Hiba established Sawaed19 in 2019 with a mission to match volunteers to nonprofits
around the world. The Sawaed19 website allows users to search by
location, industry and company, supporting them in contributing to the volunteer
ecosystem in their communities. Through Sawaed19, Hiba hopes to empower her
local community, particuarly youth, to create positive change. She will use the
award funds to further develop the platform, adding features that better
facilitates the volunteering process and management. She’ll also create a new
outreach campaign to encourage volunteering. “When you give others some
time, effort, or money to help them get better life, your are actually investing to
yourself in return,” she says.
Report Date...: 6/21/21
TechWomen begins virtual delegation to Cameroon
Fellow(s): Cameroon fellows and mentor delegates
Country: Cameroon, United States
The TechWomen delegation to Cameroon has officially begun, bringing engaging events to young students, recent university graduates, women leaders, entrepreneurs and more. Although this year’s delegations are virtual, the mission remains the same as ever: to strengthen an international network of women in STEM fields, creating partnership and exchange between the United States and TechWomen program countries.
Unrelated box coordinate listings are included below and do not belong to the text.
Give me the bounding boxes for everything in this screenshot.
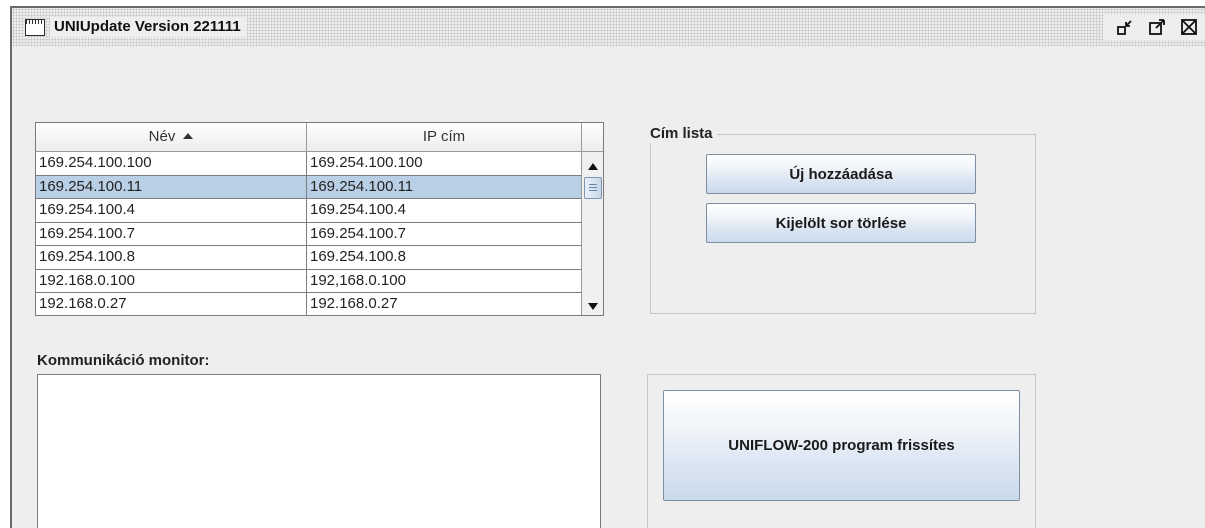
monitor-label: Kommunikáció monitor: (37, 352, 210, 369)
close-button[interactable] (1173, 14, 1205, 40)
arrow-down-icon (588, 302, 598, 310)
cell-ip: 169.254.100.11 (310, 177, 414, 195)
scroll-thumb[interactable] (584, 177, 602, 199)
cell-ip: 169.254.100.4 (310, 201, 406, 218)
communication-monitor[interactable] (37, 374, 601, 528)
table-scrollbar[interactable] (581, 152, 603, 315)
table-row[interactable]: 169.254.100.4 169.254.100.4 (36, 199, 581, 223)
add-new-button[interactable]: Új hozzáadása (706, 154, 976, 194)
cell-name: 169.254.100.4 (36, 199, 307, 222)
maximize-button[interactable] (1141, 14, 1173, 40)
cell-ip: 169.254.100.100 (310, 154, 423, 171)
cell-ip: 192.168.0.27 (310, 295, 398, 312)
cell-ip: 192,168.0.100 (310, 271, 406, 289)
scroll-down-button[interactable] (584, 297, 602, 315)
program-update-button[interactable]: UNIFLOW-200 program frissítes (663, 390, 1020, 501)
column-header-name-label: Név (148, 128, 176, 145)
delete-selected-row-button[interactable]: Kijelölt sor törlése (706, 203, 976, 243)
scroll-up-button[interactable] (584, 157, 602, 175)
cell-name: 169.254.100.8 (36, 246, 307, 269)
cell-ip: 169.254.100.8 (310, 248, 406, 265)
cell-name: 192.168.0.27 (36, 293, 307, 315)
address-list-title: Cím lista (646, 125, 717, 143)
table-row[interactable]: 169.254.100.100 169.254.100.100 (36, 152, 581, 176)
cell-ip: 169.254.100.7 (310, 224, 406, 242)
cell-name: 169.254.100.7 (36, 222, 307, 245)
table-header: Név IP cím (36, 123, 581, 152)
sort-ascending-icon (183, 133, 194, 139)
column-header-ip[interactable]: IP cím (307, 123, 581, 151)
table-row[interactable]: 192.168.0.100 192,168.0.100 (36, 269, 581, 293)
cell-name: 169.254.100.100 (36, 152, 307, 175)
close-icon (1181, 19, 1197, 35)
table-header-corner (581, 123, 603, 152)
window-controls (1103, 14, 1205, 40)
cell-name: 169.254.100.11 (36, 175, 307, 198)
window-icon (25, 19, 45, 36)
address-table[interactable]: Név IP cím 169.254.100.100 169.254.100.10… (35, 122, 604, 316)
table-row[interactable]: 169.254.100.7 169.254.100.7 (36, 222, 581, 246)
maximize-icon (1149, 19, 1165, 35)
table-row[interactable]: 192.168.0.27 192.168.0.27 (36, 293, 581, 315)
title-bar[interactable]: UNIUpdate Version 221111 (12, 8, 1205, 46)
table-body: 169.254.100.100 169.254.100.100 169.254.10… (36, 152, 581, 315)
minimize-button[interactable] (1109, 14, 1141, 40)
table-row[interactable]: 169.254.100.8 169.254.100.8 (36, 246, 581, 270)
minimize-icon (1117, 20, 1132, 35)
column-header-name[interactable]: Név (36, 123, 307, 151)
table-row[interactable]: 169.254.100.11 169.254.100.11 (36, 175, 581, 199)
cell-name: 192.168.0.100 (36, 269, 307, 292)
arrow-up-icon (588, 162, 598, 170)
window-title: UNIUpdate Version 221111 (50, 17, 247, 37)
In a kick-off U.S Embassy Briefing, fellows and mentor delegates had the opportunity to hear from representatives of the U.S. Embassy in Yaounde about Cameroon, its tech landscape and their priorities within the region. Week two began with Branding and Networking in a Virtual Era, a session that brought together mentors, fellows and university students in STEM fields to talk about creating meaningful and lasting networks in a virtual world. Mentors presented on cultural intelligence, building an online brand and managing virtual teams and more. “Be your authentic self. Don’t try to be someone else when you are online — be who you are,” mentor Janice Campbell said in her talk. In the third event, Design Thinking and Physical Computing, mentors and fellows met with over 100 girls from both Douala and Yaounde to explore the power of tangible computing and constructionism through making. At the end of the day, the students shared out what they learned: “When I came here I learned how to create a game, I learned about design thinking, and I also learned about people and the things they invented,” said one student.
Report Date...: 6/14/21
In panel fellows share advice and inspiration for women
Fellow(s): Israa Mousa, Nadiah Sabaneh
Country: Palestinian Territories
Cohort: 2015, 2020-2021
2020-2021 fellow Israa Mousa and 2015 fellow Nadiah
Sabaneh were featured in an online panel for an event
that spotlighted inspiring women in the Palestinian
Territories who spoke about their challenges, resilience
and advice for women in technology. The event was
hosted and live-streamed on YouTube by Women in
On the panel, Israa shared her achievements in tech
despite the barriers she has faced, speaking about how
she has supported young entrepreneurs in Gaza, empowered girls with digital inclusion skills and recently
launched a new startup that helps women bring their handicraft businesses online. “As humans we
underestimate ourselves and our efforts,” Israa said when asked about impostor syndrome. “Don’t be hard on
yourself, find the balance between work and family and your needs.” Nadiah, a tech hub manager, program
manager and mentor, spoke about her career path and her dedication to empowering women in her
community: “The reason is to pave the way for other women, so they don’t need to go through the same
challenges we went through,” she said.